Mtp State Scatter Kernels#

struct MtpLayerInfo#

Per-layer pointer bundle for batched MTP state scatter (analogous to KVLayerInfo).

Public Members

void *recurrentDst#

Main recurrent state pool [batchSize, recElements] FP32.

void *recurrentSrc#

Intermediate recurrent state buffer [batchSize, verifyTreeSize, recElements] FP32.

void *convDst#

Main conv state pool [batchSize, convElements] FP16.

void *convSrc#

Intermediate conv state buffer [batchSize, verifyTreeSize, convElements] FP16.

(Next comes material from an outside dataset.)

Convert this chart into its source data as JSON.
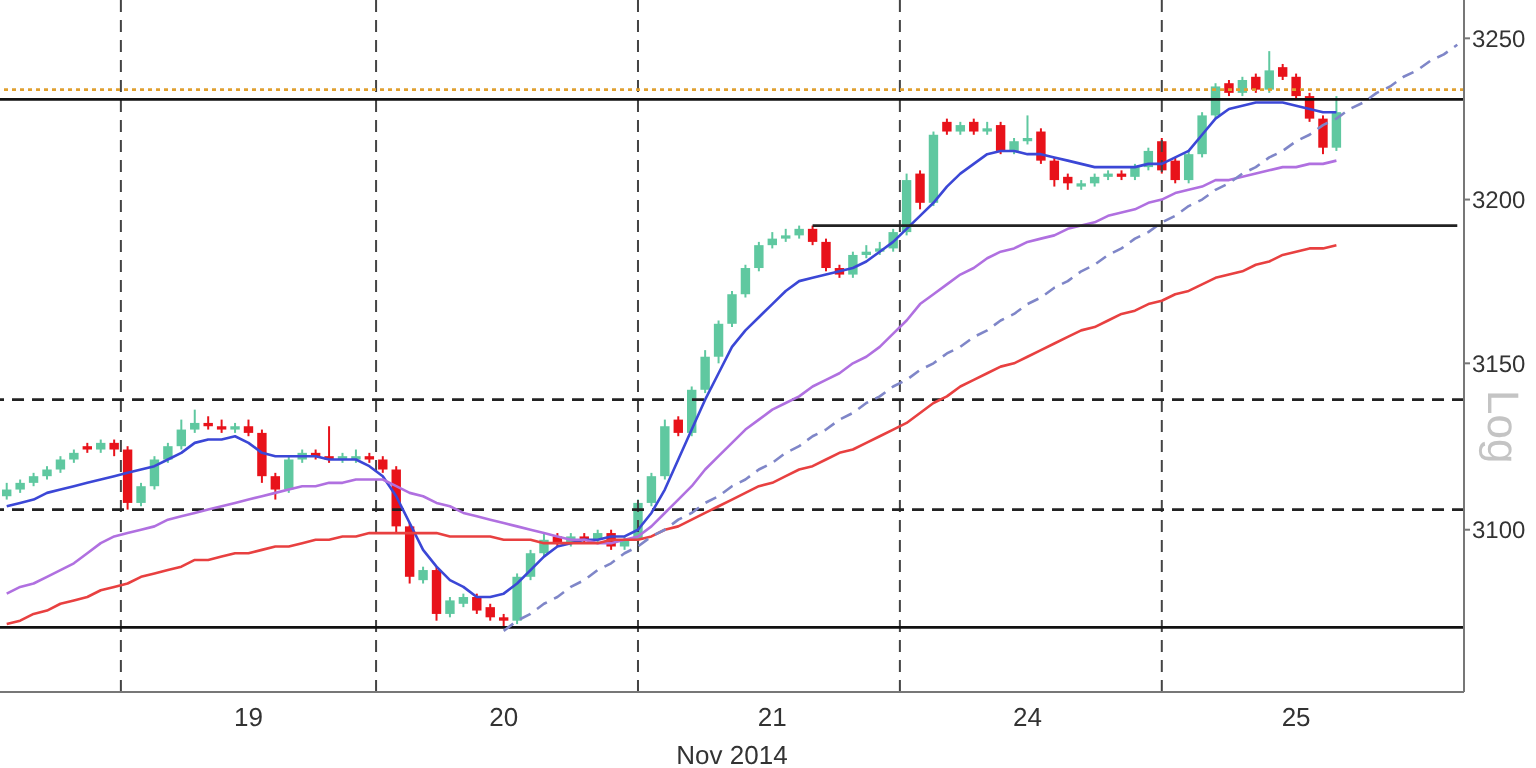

void trt_edgellm::kernel::mtpScatterRecurrentStates(
MtpLayerInfo const *deviceLayerInfos,
int32_t numLayers,
int32_t activeBatchSize,
int32_t verifyTreeSize,
int32_t stateElements,
int32_t const *acceptLengths,
cudaStream_t stream
)#

Batched scatter of accepted recurrent states (FP32) across all GDN layers. For each (layer, batch): dst[b, :] = src[b, acceptLengths[b] - 1, :]. Skip if acceptLengths[b] <= 0; no-op if acceptLengths[b] >= verifyTreeSize. stateElements must be divisible by 8 (DVec<float> vec_size).

void trt_edgellm::kernel::mtpScatterConvStates(
MtpLayerInfo const *deviceLayerInfos,
int32_t numLayers,
int32_t activeBatchSize,
int32_t verifyTreeSize,
int32_t stateElements,
int32_t const *acceptLengths,
cudaStream_t stream
)#

Batched scatter of accepted conv states (FP16). Same shape as recurrent variant.